To block this move, EPA staffers deleted the global warming section from its report.

The research also caught the eye of Senator James Inhofe, R-Okla., who chairs the Senate Environment and Public Works Committee, which copied and distributed the work.

He called for a hearing in late July to debate the issue, and praised the study’s findings in his opening remarks.

“The 1,000-year climate study that the Harvard-Smithsonian Center for Astrophysics has compiled is a powerful, new work of science.  It has received much attention, and rightfully so,” Inhofe said. “The powerful new findings of this most comprehensive of studies shiver the timbers of the adrift Chicken Little crowd.”

Professor Michael Mann of the University of Virginia, who testified before the Senate Committee, denounced the study in an interview yesterday.

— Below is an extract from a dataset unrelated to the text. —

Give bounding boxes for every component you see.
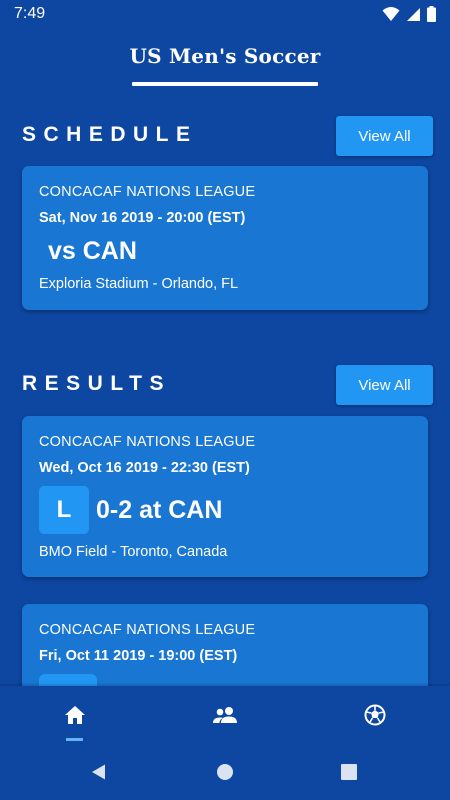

“Serious scientists will tell you over and over again that this was a deeply flawed study that should never have been published,” Mann said. “Scientifically this study was considered not even worthy of a response. But because it was used politically, to justify policy changes in the administration, people in my field felt they had to speak out.”

Harvard professors have also criticized the report.

“My impression is that the critics are right,” said John Holdren, Heinz professor of environmental policy at the Kennedy School of Government. “It’s unfortunate that so much attention is paid to a flawed analysis, but that’s what happens when something happens to support the political climate in Washington.”

Professor Daniel Schrag of the Department of Earth and Planetary Sciences said that he did not think Soon and Baliunas’ approach to finding a global average temperature was as honest as other approaches.

“The bottom line is that this paper is suggesting that the unusually warm weather we’ve been having for the last 100 years is part of natural variability,” he said. “We have observations to show that that’s not the case.”

The Harvard-Smithsonian Center for Astrophysics’s director was on vacation and could not be reached.

Soon would only discuss the science—not the politics—of the report for this article.

But he did defend his scientific position.

“I don’t want to say any harsh words,” Soon said. “I just say this: the key point is to encourage more research.”